Xavier Dolan returns to Cannes with a star-studded ensemble drama about a dysfunctional family. It’s all a bit flat.
Full disclosure: I am more of an ageing fangirl than a lucid-minded critic when it comes to the films of Xavier Dolan. His flair for emotional honesty results in films that pummel you into masochistically accepting the unbearable aspects of relationships. If this review is lukewarm, I am more than willing to accept that it is a result of my own obtuseness. That’s the hope at least.
This in-your-face family drama is adapted from Jean-Luc Lagarce’s 1990 play about a man who comes home after a 12-year absence to tell his estranged family that he is dying from an unspecified terminal illness. Dolan is working with more of an ensemble dynamic than in his five previous films, each of which hinges on intense relationships between two or three people. The crème of French art-house glamour squeeze into the small house where the majority of the film is set. Louis (Gaspard Ulliel) is the comparatively quiet retuning hero. His two siblings are Suzanne (Léa Seydoux) and Antoine (Vincent Cassel). He has a sister-in-law in the form of Antoine’s wife, Catherine (Marion Cotillard). Head of the family, the vampishly made-up Mother (Nathalie Baye) has some of the devil-may-care sass of Mommy’s Anne Dorval.
Events echo another 2016 Cannes competition film, Cristi Puiu’s Sieranevada, for the sum total of the action is also family members sniping and bickering, at the cost of compassion and connecting. Apart from one gorgeous flashback to an early lover, this movie has none of the intoxicating colour-saturated style of Dolan’s 2010 Heartbeats. It’s a small drab apartment setting, and we come to learn that Louis’ siblings feel boxed-in, angry and insecure. This is not so believable. It’s a stretch to look at Seydoux, who radiates insouciant confidence, and believe that she needs any encouragement to be free. It seems as if Dolan is willing to cast A-listers who want to work with him, regardless of their suitability.
Faces are shot in extreme close-up and there’s not much for Louis to do except listen and try to exert gentle damage control as old resentments rise to the surface. There is some structural similarity to 2013’s Tom at the Farm in that the story is bookended by a man driving to and from an impossible emotional atmosphere. Of course, this being Dolan, the music choices are a combination of electronica and reclaimed chart toppers. They fill in for Louis’ state of mind in the absence of anyone to truly confide in.
What’s surprising about this film is the modesty of its ambition. Dolan isn’t trying to tell a ragged epic. This is a capsule displaying the everyday madness of family life. He doesn’t show any character in revealing detail. Each person is defined as a collection of surface anxieties that drive each other away. It’s a meltdown movie – both in subject and delivery – but the question is: is there anything more?
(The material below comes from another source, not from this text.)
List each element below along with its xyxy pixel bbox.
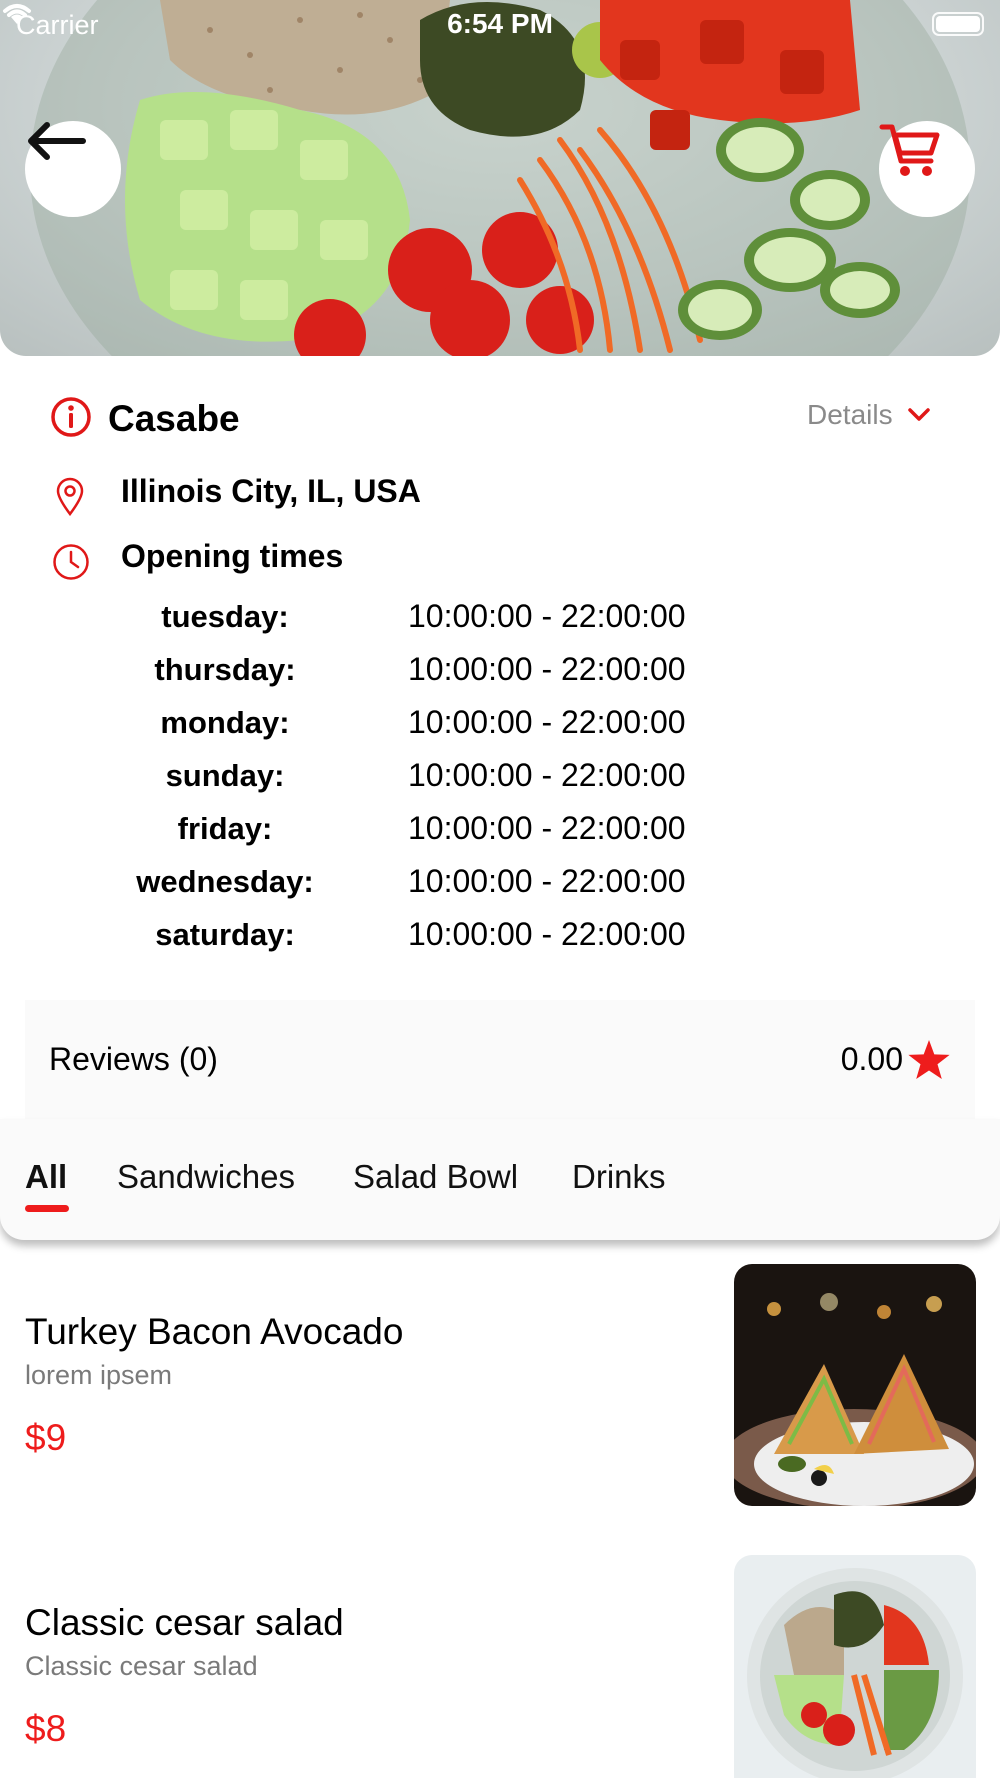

Dolan has already shown relationship strife welded around – in chronological order – a spiteful queer teenager, a love triangle, a man transitioning to become a woman, the aftermath of death, and a teenager with autism. Given this impressive roster of relationship-strife powered dramas, it’s hard to escape the feeling that this latest story– in which relationship strife is welded around nothing except itself – is a lesser work.